The reason for running apt-get update is that the Debian package does not install CUDA directly. If you downloaded the local version, it will copy the contained packages into the folder /var/cuda-repo-xxx-local and register the folder as a third-party repository (/etc/apt/sources.list.d/cuda-xxx-local.list).

After updating to a new version of CUDA, don't forget to rebuild all libraries and applications that use and link against CUDA. For example, PyTorch and OpenCV.

Ubuntu 18.04

At the moment there is no officially supported CUDA development kit for Ubuntu 18.04. You can follow these instructions that I fished out from askubuntu.com, however, to install CUDA 9.1 from the multiverse repository:
First, enable the multiverse repository

Then install Cuda

sudo apt install nvidia-cuda-toolkit

which will also install GCC 6 alongside Ubuntu's default compiler version GCC 7.3.

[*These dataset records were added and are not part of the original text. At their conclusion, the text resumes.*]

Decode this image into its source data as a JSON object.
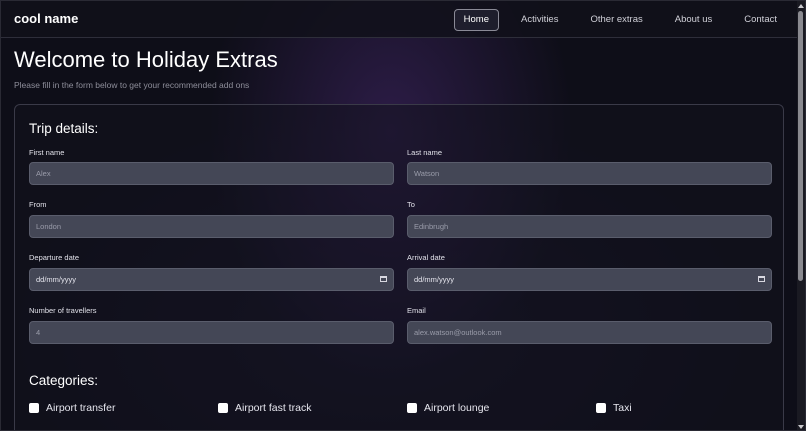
{
  "nav": {
    "brand": "cool name",
    "items": [
      "Home",
      "Activities",
      "Other extras",
      "About us",
      "Contact"
    ],
    "active": "Home"
  },
  "header": {
    "title": "Welcome to Holiday Extras",
    "subtitle": "Please fill in the form below to get your recommended add ons"
  },
  "form": {
    "title": "Trip details:",
    "first_name": {
      "label": "First name",
      "placeholder": "Alex"
    },
    "last_name": {
      "label": "Last name",
      "placeholder": "Watson"
    },
    "from": {
      "label": "From",
      "placeholder": "London"
    },
    "to": {
      "label": "To",
      "placeholder": "Edinbrugh"
    },
    "departure": {
      "label": "Departure date",
      "value": "dd/mm/yyyy"
    },
    "arrival": {
      "label": "Arrival date",
      "value": "dd/mm/yyyy"
    },
    "travellers": {
      "label": "Number of travellers",
      "placeholder": "4"
    },
    "email": {
      "label": "Email",
      "placeholder": "alex.watson@outlook.com"
    }
  },
  "categories": {
    "title": "Categories:",
    "items": [
      "Airport transfer",
      "Airport fast track",
      "Airport lounge",
      "Taxi"
    ]
  },
  "colors": {
    "background": "#0e0e18",
    "input_bg": "#444756",
    "accent_glow": "#46286e"
  },
  "icons": [
    "calendar-icon",
    "checkbox"
  ]
}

Because you need to use GCC 6 when building a program that uses Cuda 9.1, you should be able to easily switch between GCC versions 7 and 6. Read Switching between GCC versions in Ubuntu to find out how to do this.

Execution Model

  • Blocks can contain (up to 1024) threads.
  • Assigning blocks to the available stream multiprocessors (SM) is scheduled by the GPU.
  • Synchronization points (barriers) at which all threads wait until the last thread is finished.
  • Atomic operations for synchronizing memory access across threads.


Memory Model

  • Thread-local stack memory. Fastest to access.
  • Block-local memory, shared by the threads in the same block, with fast access speed.
  • Global memory that is shared by ALL threads. Slow access speed, unless cached.


Best Practices

  • Coalesced memory access, access to contiguous memory locations
  • Prevent code paths from diverging (due to for loops or 'if' statements) so that threads run similarly long and the compute units are better utilized.


Building CUDA Files In Your C/C++ Project

  • Add a build phase in which the CUDA source files are compiled by the CUDA compiler nvcc.
  • nvcc generates the binary code that will be loaded into the GPU.
  • nvcc also generates the C/C++ code for the host side (CPU) by replacing CUDA syntax with CUDA runtime calls.
  • Use the nvcc option --compile or -c for calling the host compiler (gcc or clang) to compile the generated C/C++ code down to machine code.
  • Link against the CUDA runtime library libcudart.